We have reported a case showing exacerbation of pulmonary LAM resulting from administration of exogenous oestrogen for infertility. To our knowledge, this is the first case involving exogenous oestrogen administration for infertility, although there are several previous reports of pulmonary LAM in menopausal women being treated with exogenous oestrogen for osteoporosis.2–5

LAM is a rare disease that affects women, primarily during the reproductive years. It is characterised by non-neoplastic proliferation of atypical smooth muscle cells within the lung parenchyma and elsewhere, leading to progressive loss of lung function and, ultimately, death.6 Fewer than 1% of tuberous sclerosis cases are associated with pulmonary manifestations, and these are indistinguishable from those of LAM.7 Some have referred to LAM as a forme fruste of tuberous sclerosis.8,9 Mental retardation, seizures, and facial angiofibroma form a classic triad. Because the term “tuberous sclerosis” only refers to cerebral tubers, the term “tuberous sclerosis complex (TSC)” is preferred to stress multiorgan involvement.10 Antemortem diagnosis of TSC can be established by clinical or imaging features. The complete triad of tuberous sclerosis is not commonly present in those who develop pulmonary involvement.9 Although this patient had neither mental retardation nor seizures, she had hypomelanotic maculae on the abdominal skin, ungual fibroma of the bilateral digit pedis, and facial angiofibroma. Furthermore, CT scanning showed LAM in the chest, bilateral cystic kidneys, and subependymal nodules in the brain. We therefore diagnosed this case as TSC.

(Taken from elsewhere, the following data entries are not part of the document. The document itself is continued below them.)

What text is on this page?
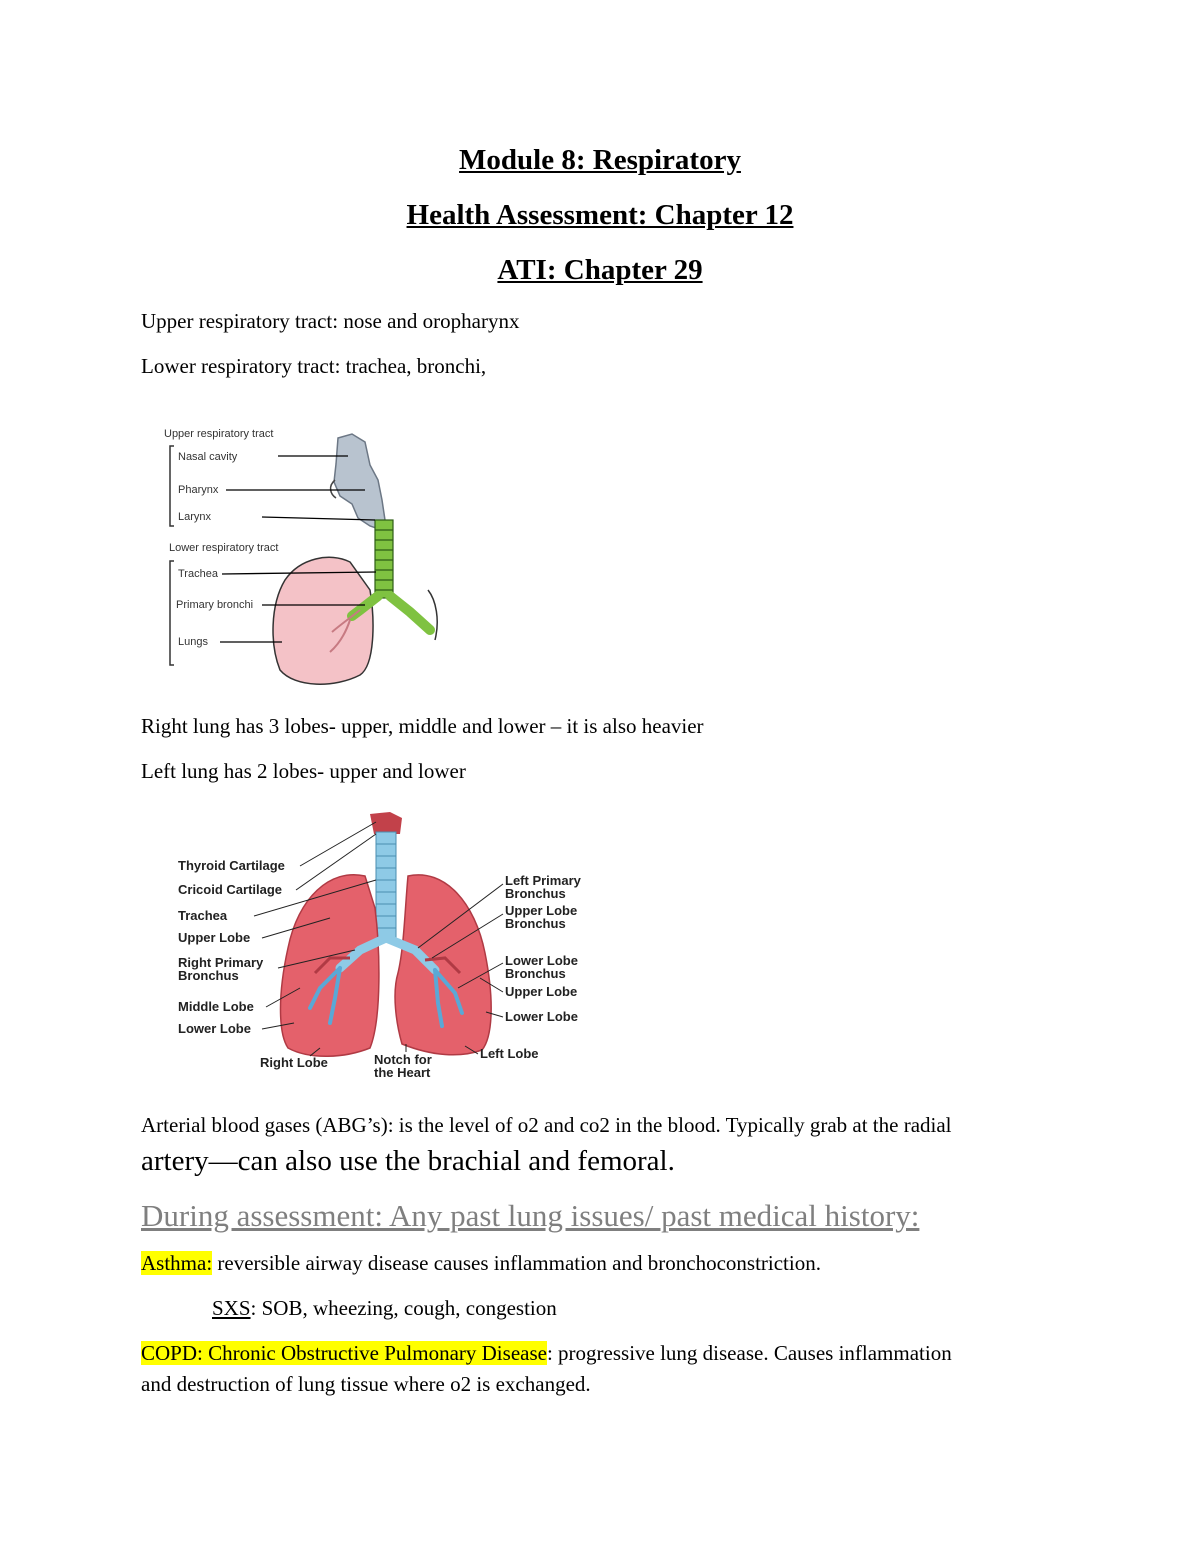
Module 8: Respiratory
Health Assessment: Chapter 12
ATI: Chapter 29
Upper respiratory tract: nose and oropharynx
Lower respiratory tract: trachea, bronchi,
Upper respiratory tract
Nasal cavity
Pharynx
Larynx
Lower respiratory tract
Trachea
Primary bronchi
Lungs
Right lung has 3 lobes- upper, middle and lower – it is also heavier
Left lung has 2 lobes- upper and lower
Thyroid Cartilage
Cricoid Cartilage
Trachea
Upper Lobe
Right Primary
Bronchus
Middle Lobe
Lower Lobe
Right Lobe	Notch for
the Heart
Left Lobe
Left Primary
Bronchus
Upper Lobe
Bronchus
Lower Lobe
Bronchus
Upper Lobe
Lower Lobe
Arterial blood gases (ABG’s): is the level of o2 and co2 in the blood. Typically grab at the radial
artery—can also use the brachial and femoral.
During assessment: Any past lung issues/ past medical history:
Asthma: reversible airway disease causes inflammation and bronchoconstriction.
SXS: SOB, wheezing, cough, congestion
COPD: Chronic Obstructive Pulmonary Disease: progressive lung disease. Causes inflammation
and destruction of lung tissue where o2 is exchanged.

TSC has recently been shown to result from mutations in the tumour suppression genes TSC1 encoding hamartin on chromosome 9q34,11 and TSC2 encoding tuberin on chromosome 16p13.3.12

Franz et al13 showed in a prospective study that cystic and nodular pulmonary changes consistent with LAM are common in women with TSC. The absence of immunoreactivity for an oestrogen receptor suggests that the oestrogen receptor might be downregulated by exogenous oestrogen. Based on these observations, we conclude that LAM in tuberous sclerosis might differ in origin from sporadic LAM. Worsening of the reticulonodular shadow on the chest radiographs appeared after initiating treatment with Duoluton and gradually progressed thereafter. We could not determine whether this progression was due to the treatment or to tuberous sclerosis associated LAM itself. Seven months after stopping medication the alveolar–arterial oxygen difference and chest radiograph had not improved; we speculate that Duoluton directly promoted the pulmonary lesions. TSC is a hereditary disease and the presence of LAM should be considered before starting infertility treatment. In our patient tests for both oestrogen and progesterone receptors were negative. The patient was followed for 7 months without drugs.

We conclude that before giving exogenous oestrogen, especially for infertility treatment, the physician should confirm that the patient does not have a previous history of LAM in tuberous sclerosis.